What we need is a healthier, fairer, greener future. We only have to look to the Welsh Government to see how to do that. In England, excess deaths associated with covid over the five-year average are at 20%, while in Wales, the figure is only 13%. If that rate had been applied in England, there would have been 36,000 fewer deaths. That could have been achieved through a more cautious approach to social distancing, travel limits, earlier lockdowns and, of course, contact tracing in public hands rather than in the hands of sponsors of the Conservative party. We are also rolling out vaccinations very quickly.

In Labour-run Wales, we have seen the Government using their money where it is most needed, not to support council tax relief for food superstores, which are making exceptional profits, and not for stamp duty for people buying second homes for their holidays. Instead, we have a £2 billion resilience fund, and the Development Bank of Wales investing in small businesses to secure 141,000 jobs. This is successful devolution, but we do need the tools to do the job, and we only get 2% of the money for rail investment for 5% of the population. We need a high-speed link between Bristol, Cardiff, Swansea and west Wales to help connect the Union. We need the shared prosperity fund to be spent in Wales, for Wales and by Wales. We need the Swansea Bay tidal lagoon that was promised, and we need electrification of the railways. There is much that we need, but we are not getting our fair share and we did not hear anything about that in the Budget.

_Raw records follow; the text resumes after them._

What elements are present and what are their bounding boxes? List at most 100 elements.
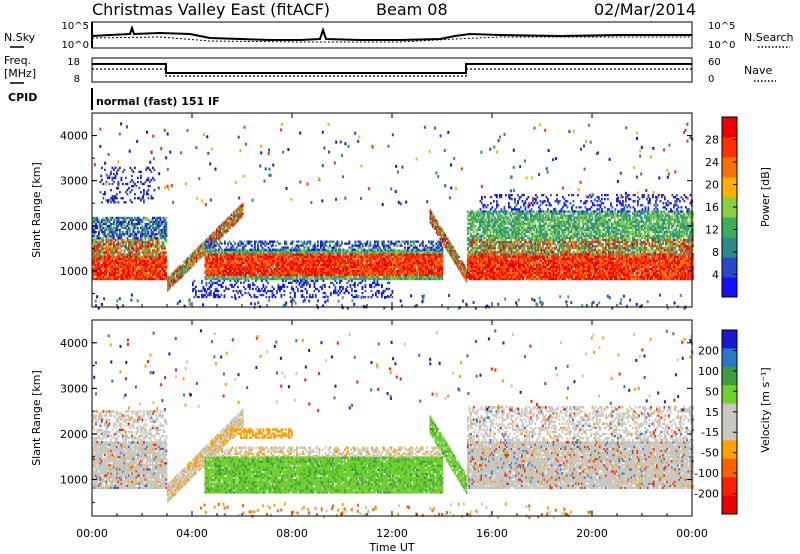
power-cell (136, 245, 138, 247)
power-cell (140, 177, 142, 179)
power-cell (242, 205, 244, 207)
power-cell (98, 231, 100, 233)
power-cell (119, 268, 121, 270)
power-cell (148, 219, 150, 221)
power-cell (136, 243, 138, 245)
power-cell (118, 219, 120, 221)
power-cell (112, 255, 114, 257)
power-cell (161, 223, 163, 225)
power-cell (106, 268, 108, 270)
power-cell (149, 247, 151, 249)
date-label: 02/Mar/2014 (594, 0, 696, 19)
power-cell (230, 270, 232, 272)
power-cell (166, 262, 168, 264)
power-cell (104, 169, 106, 171)
power-cell (106, 235, 108, 237)
power-cell (115, 274, 117, 276)
power-cell (131, 233, 133, 235)
power-cell (218, 268, 220, 270)
cpid-label: CPID (8, 91, 37, 104)
power-cell (166, 217, 168, 219)
power-cell (161, 276, 163, 278)
power-cell (94, 235, 96, 237)
power-cell (160, 217, 162, 219)
power-cell (103, 183, 105, 185)
power-cell (217, 254, 219, 256)
power-cell (154, 179, 156, 181)
power-cell (94, 237, 96, 239)
power-cell (166, 251, 168, 253)
power-cell (130, 167, 132, 169)
power-cell (143, 183, 145, 185)
power-cell (148, 189, 150, 191)
nave-tick-bottom: 0 (708, 74, 714, 85)
power-cell (116, 227, 118, 229)
power-cell (100, 243, 102, 245)
power-cell (133, 181, 135, 183)
power-cell (152, 239, 154, 241)
power-cell (148, 231, 150, 233)
power-cell (131, 179, 133, 181)
power-cell (98, 247, 100, 249)
power-cell (242, 213, 244, 215)
power-cell (149, 169, 151, 171)
power-cell (158, 255, 160, 257)
power-cell (166, 223, 168, 225)
power-cell (196, 261, 198, 263)
power-cell (142, 225, 144, 227)
power-cell (122, 243, 124, 245)
power-cell (146, 225, 148, 227)
power-cell (104, 231, 106, 233)
power-cell (166, 221, 168, 223)
power-cell (152, 177, 154, 179)
power-cell (142, 247, 144, 249)
power-cell (112, 249, 114, 251)
power-cell (110, 189, 112, 191)
power-cell (149, 185, 151, 187)
power-cell (101, 270, 103, 272)
power-cell (233, 260, 235, 262)
power-cell (140, 171, 142, 173)
power-cell (119, 191, 121, 193)
power-cell (139, 187, 141, 189)
power-cell (139, 251, 141, 253)
noise-tick-top-right: 10^5 (708, 21, 735, 32)
power-cell (133, 229, 135, 231)
power-cell (166, 258, 168, 260)
power-cell (113, 241, 115, 243)
power-cell (163, 241, 165, 243)
noise-tick-bottom-right: 10^0 (708, 40, 735, 51)
power-cell (158, 268, 160, 270)
power-cell (121, 255, 123, 257)
power-cell (112, 179, 114, 181)
power-cell (140, 181, 142, 183)
power-cell (154, 169, 156, 171)
power-cell (166, 266, 168, 268)
frequency-panel: 18 8 60 0 Freq. [MHz] Nave (4, 54, 776, 85)
power-cell (124, 255, 126, 257)
power-cell (130, 227, 132, 229)
nave-tick-top: 60 (708, 57, 721, 68)
power-cell (133, 272, 135, 274)
power-cell (124, 223, 126, 225)
power-cell (209, 258, 211, 260)
power-cell (116, 171, 118, 173)
power-cell (121, 235, 123, 237)
power-cell (208, 268, 210, 270)
power-cell (124, 251, 126, 253)
power-cell (163, 249, 165, 251)
power-cell (242, 203, 244, 205)
power-cell (214, 276, 216, 278)
power-cell (113, 253, 115, 255)
power-cell (100, 191, 102, 193)
beam-label: Beam 08 (376, 0, 448, 19)
power-cell (109, 221, 111, 223)
power-cell (217, 256, 219, 258)
power-cell (152, 241, 154, 243)
power-cell (148, 177, 150, 179)
power-cell (118, 225, 120, 227)
power-cell (242, 209, 244, 211)
power-cell (151, 195, 153, 197)
power-cell (103, 239, 105, 241)
power-cell (163, 243, 165, 245)
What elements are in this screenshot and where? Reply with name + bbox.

We need a fairer future in Britain. There are 6.6 million people who are hungry and in food insecurity each day. We need to double the number of co-operatives. We need to target investment to smaller companies, particularly those that are committed to net zero, with local jobs that reduce inequality. We need to invest in children from poorer backgrounds who have lost out the most in terms of education, and we need to invest in sustainable transport. After all, 64,000 people a year are dying prematurely from toxic air. Again, there was nothing about that.

Labour increased the size of the economy by 40% in the 10 years to 2008 and in so doing doubled the health service and the education service. We need a Labour Government to have inclusive growth and to balance the books, and we will not get one until the next election.